Pat sends what would be his love if he were a little older or just a little younger. Being nine, he says: ‘Tell Alan I was asking for him’, and has a fly of his own invention waiting to be presented to you when you come on sick-leave. He is a little in disgrace at the moment in school, having learned for the first time that the Scots sold Charles the First to the English and having decided that he can no longer belong to such a nation. He is therefore, I understand, conducting a one-man protest strike against all things Scottish, and will learn no history, sing no song, nor memorise any geography pertaining to so deplorable a country. He announced going to bed last night that he has decided to apply for Norwegian citizenship.
"Pat" is Grant's cousin's son, and he appears again in The Singing Sands, which follows The Daughter of Time.

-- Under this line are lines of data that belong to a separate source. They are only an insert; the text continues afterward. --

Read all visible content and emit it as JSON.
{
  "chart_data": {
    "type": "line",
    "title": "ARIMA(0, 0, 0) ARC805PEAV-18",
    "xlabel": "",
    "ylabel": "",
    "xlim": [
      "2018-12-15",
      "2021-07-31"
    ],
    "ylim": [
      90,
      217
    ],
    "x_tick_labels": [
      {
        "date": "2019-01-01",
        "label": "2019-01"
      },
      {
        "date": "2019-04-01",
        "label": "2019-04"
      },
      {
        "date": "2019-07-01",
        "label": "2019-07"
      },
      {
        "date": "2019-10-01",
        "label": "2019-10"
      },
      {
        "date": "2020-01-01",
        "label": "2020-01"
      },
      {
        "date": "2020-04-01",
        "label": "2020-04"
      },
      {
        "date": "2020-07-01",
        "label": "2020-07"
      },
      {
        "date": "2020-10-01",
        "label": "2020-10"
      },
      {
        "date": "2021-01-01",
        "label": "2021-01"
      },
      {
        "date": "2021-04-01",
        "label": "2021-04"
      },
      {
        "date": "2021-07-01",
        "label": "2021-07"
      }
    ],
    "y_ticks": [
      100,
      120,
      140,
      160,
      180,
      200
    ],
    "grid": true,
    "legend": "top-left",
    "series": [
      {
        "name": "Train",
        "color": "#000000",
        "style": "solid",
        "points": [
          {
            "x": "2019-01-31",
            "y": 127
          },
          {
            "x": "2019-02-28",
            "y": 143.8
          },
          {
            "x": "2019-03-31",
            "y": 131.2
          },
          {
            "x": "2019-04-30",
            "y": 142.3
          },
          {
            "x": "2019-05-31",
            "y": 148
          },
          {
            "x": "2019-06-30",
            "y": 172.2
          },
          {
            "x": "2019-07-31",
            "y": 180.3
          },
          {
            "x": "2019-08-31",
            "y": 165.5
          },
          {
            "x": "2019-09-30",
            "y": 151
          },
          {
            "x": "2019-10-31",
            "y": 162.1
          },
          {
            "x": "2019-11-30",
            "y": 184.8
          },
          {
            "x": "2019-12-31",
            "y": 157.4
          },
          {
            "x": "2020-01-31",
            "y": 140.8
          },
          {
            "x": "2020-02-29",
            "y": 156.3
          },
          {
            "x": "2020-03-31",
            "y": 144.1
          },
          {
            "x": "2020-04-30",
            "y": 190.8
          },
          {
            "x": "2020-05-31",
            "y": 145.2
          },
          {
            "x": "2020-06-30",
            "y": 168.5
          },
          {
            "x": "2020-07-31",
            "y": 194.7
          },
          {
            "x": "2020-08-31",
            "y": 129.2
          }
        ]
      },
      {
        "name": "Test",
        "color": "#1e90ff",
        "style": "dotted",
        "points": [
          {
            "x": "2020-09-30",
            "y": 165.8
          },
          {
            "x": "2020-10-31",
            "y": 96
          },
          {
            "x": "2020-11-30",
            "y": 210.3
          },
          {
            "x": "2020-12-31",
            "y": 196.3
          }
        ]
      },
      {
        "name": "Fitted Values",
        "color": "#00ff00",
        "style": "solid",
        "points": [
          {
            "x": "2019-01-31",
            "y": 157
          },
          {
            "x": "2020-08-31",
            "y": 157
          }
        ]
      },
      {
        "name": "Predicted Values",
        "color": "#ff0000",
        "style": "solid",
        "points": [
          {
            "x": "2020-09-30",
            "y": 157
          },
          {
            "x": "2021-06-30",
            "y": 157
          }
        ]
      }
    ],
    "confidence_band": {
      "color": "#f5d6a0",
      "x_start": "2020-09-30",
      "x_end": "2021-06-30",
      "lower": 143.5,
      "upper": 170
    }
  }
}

This scene also shares the same rebellion by Tey against the rise in Scottish nationalism at her time. She was not a fan. Tho, I wonder if she would have changed her mind had she lived on.
I sometimes wonder what she would have made of other aspects of our time that she also specifically calls out in her books.
Anyway, in her (excellent) biography of Tey, Jennifer Morag Henderson also mentions that "Pat" as a beloved recurring character is based on a very close friend of Tey's, who was a budding writer and whose early death had a profound impact on her. From what I've read about Tey and within her work, it seems a plausible theory. Unfortunately, she was such a private person that we know very little about her.